Minimal Essential Coverage and Alternative Health Plans

Minimal Essential Coverage and Alternative Health Plans

Passage and implementation of the Affordable Care Act (ACA) introduced the American healthcare system to a principle known as minimal essential coverage (MEC). In short, MEC is considered the minimum amount of health plan coverage a typical U.S. worker should have access to. Despite changes to the ACA as a result of the 2018 tax bill, MEC remains in force.

Under provisions of the ACA, most U.S. employers are required to offer employees group health benefits that meet MEC standards. This applies to traditional group health insurance programs, government programs, self-funded employer health plans, and health coverage purchased on the individual market.
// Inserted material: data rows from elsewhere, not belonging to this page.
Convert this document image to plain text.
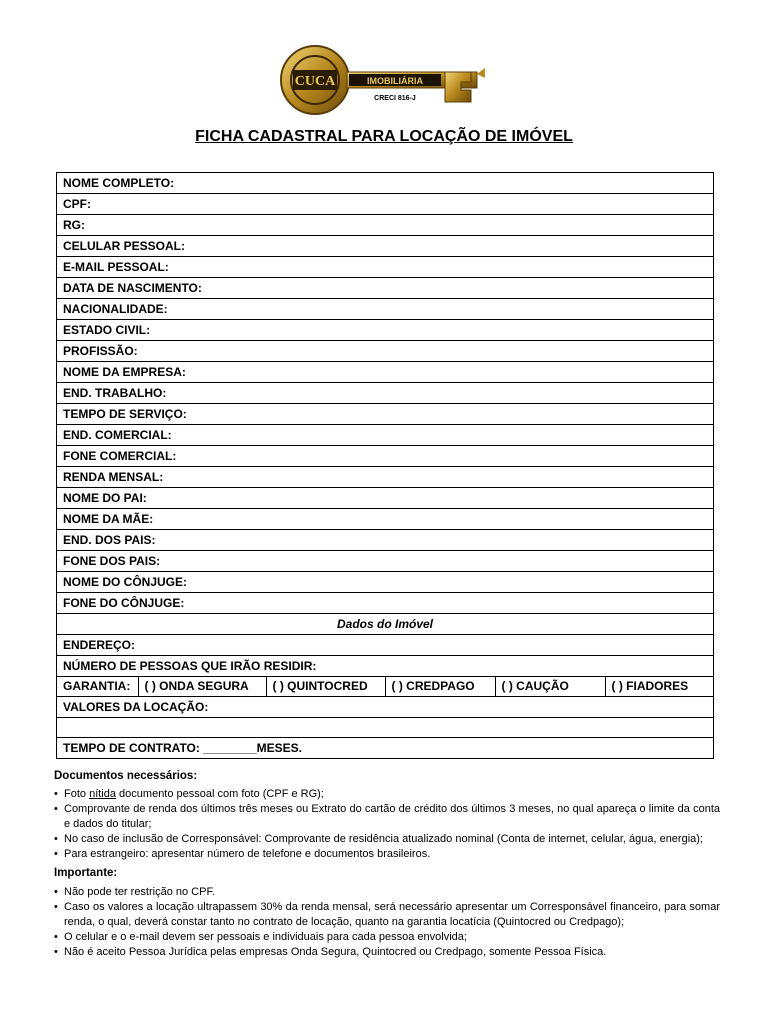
CUCA	IMOBILIÁRIA
CRECI 816-J
FICHA CADASTRAL PARA LOCAÇÃO DE IMÓVEL
NOME COMPLETO:
CPF:
RG:
CELULAR PESSOAL:
E-MAIL PESSOAL:
DATA DE NASCIMENTO:
NACIONALIDADE:
ESTADO CIVIL:
PROFISSÃO:
NOME DA EMPRESA:
END. TRABALHO:
TEMPO DE SERVIÇO:
END. COMERCIAL:
FONE COMERCIAL:
RENDA MENSAL:
NOME DO PAI:
NOME DA MÃE:
END. DOS PAIS:
FONE DOS PAIS:
NOME DO CÔNJUGE:
FONE DO CÔNJUGE:
Dados do Imóvel
ENDEREÇO:
NÚMERO DE PESSOAS QUE IRÃO RESIDIR:

GARANTIA:	( ) ONDA SEGURA	( ) QUINTOCRED	( ) CREDPAGO	( ) CAUÇÃO	( ) FIADORES

VALORES DA LOCAÇÃO:

TEMPO DE CONTRATO: ________MESES.
Documentos necessários:
• Foto nítida documento pessoal com foto (CPF e RG);
• Comprovante de renda dos últimos três meses ou Extrato do cartão de crédito dos últimos 3 meses, no qual apareça o limite da conta e dados do titular;
• No caso de inclusão de Corresponsável: Comprovante de residência atualizado nominal (Conta de internet, celular, água, energia);
• Para estrangeiro: apresentar número de telefone e documentos brasileiros.
Importante:
• Não pode ter restrição no CPF.
• Caso os valores a locação ultrapassem 30% da renda mensal, será necessário apresentar um Corresponsável financeiro, para somar renda, o qual, deverá constar tanto no contrato de locação, quanto na garantia locatícia (Quintocred ou Credpago);
• O celular e o e-mail devem ser pessoais e individuais para cada pessoa envolvida;
• Não é aceito Pessoa Jurídica pelas empresas Onda Segura, Quintocred ou Credpago, somente Pessoa Física.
Individual Mandate Eliminated

Getting back to the previously mentioned changes from 2018, the most prominent change was the elimination of the individual mandate. Prior to 2019, most working adults had to purchase a health plan that met MEC standards. Exemptions were available for consumers who truly could not afford coverage. For everyone else though, it was either pay for a health plan or face a financial penalty.

That penalty was eliminated by the 2018 tax bill. Technically, the penalty still exists as a matter of law. But the tax bill eliminated any means of enforcing the penalty. So for all intents and purposes, it no longer exists.

The most important aspect of this change is that it allows employees to choose less expensive health plans that might meet their needs just fine without adhering to MEC standards. That’s good because there are plenty of employees who are best served by low-cost health plans with minimal coverage. They don’t need or want more expensive plans offering coverage they will never use.

What It Means to You

So, what does this mean to you? It depends on your perspective. If you are an employee looking to enroll in an affordable health plan, you have plenty of options without having to worry about the ACA penalty. You can choose one of the plans offered by your employer or purchase your own plan on the individual market.

If you are an employer, you now have the ability to offer less costly health plans without worrying that employees who enroll in them will face the ACA penalty. Self-funded plans are now more attractive because they can be tailored to the particular needs of your workforce.

If you are a broker, you now have access to a full range of alternative health plans you can pitch to clients who aren’t interested in traditional group health insurance. This gives you the opportunity to expand your book of business beyond clients whose only interest is meeting minimum MEC requirements.

You Can’t Have Too Many Options

Whether one is in favor of the ACA or not, it is hard to argue against having too many options. The desire to give employers and employees as many options as possible was one of the driving factors behind establishing StarMed. We offer a viable alternative to traditional group health insurance. Our alternative product is offered at three different levels and price points. That way, employees have numerous choices to work with.

Healthcare and how it is paid for should never be approached from a one-size-fits-all perspective. One size does not fit all. People are different. So are their needs, their financial situations, and their healthcare choices.

MEC and ACA penalties notwithstanding, employees, employers, and brokers have more choices today than they did when the ACA was first implemented. We think that this is a good deal for everyone. MEC is not a bad concept on its face, but our system needs enough flexibility to accommodate everyone.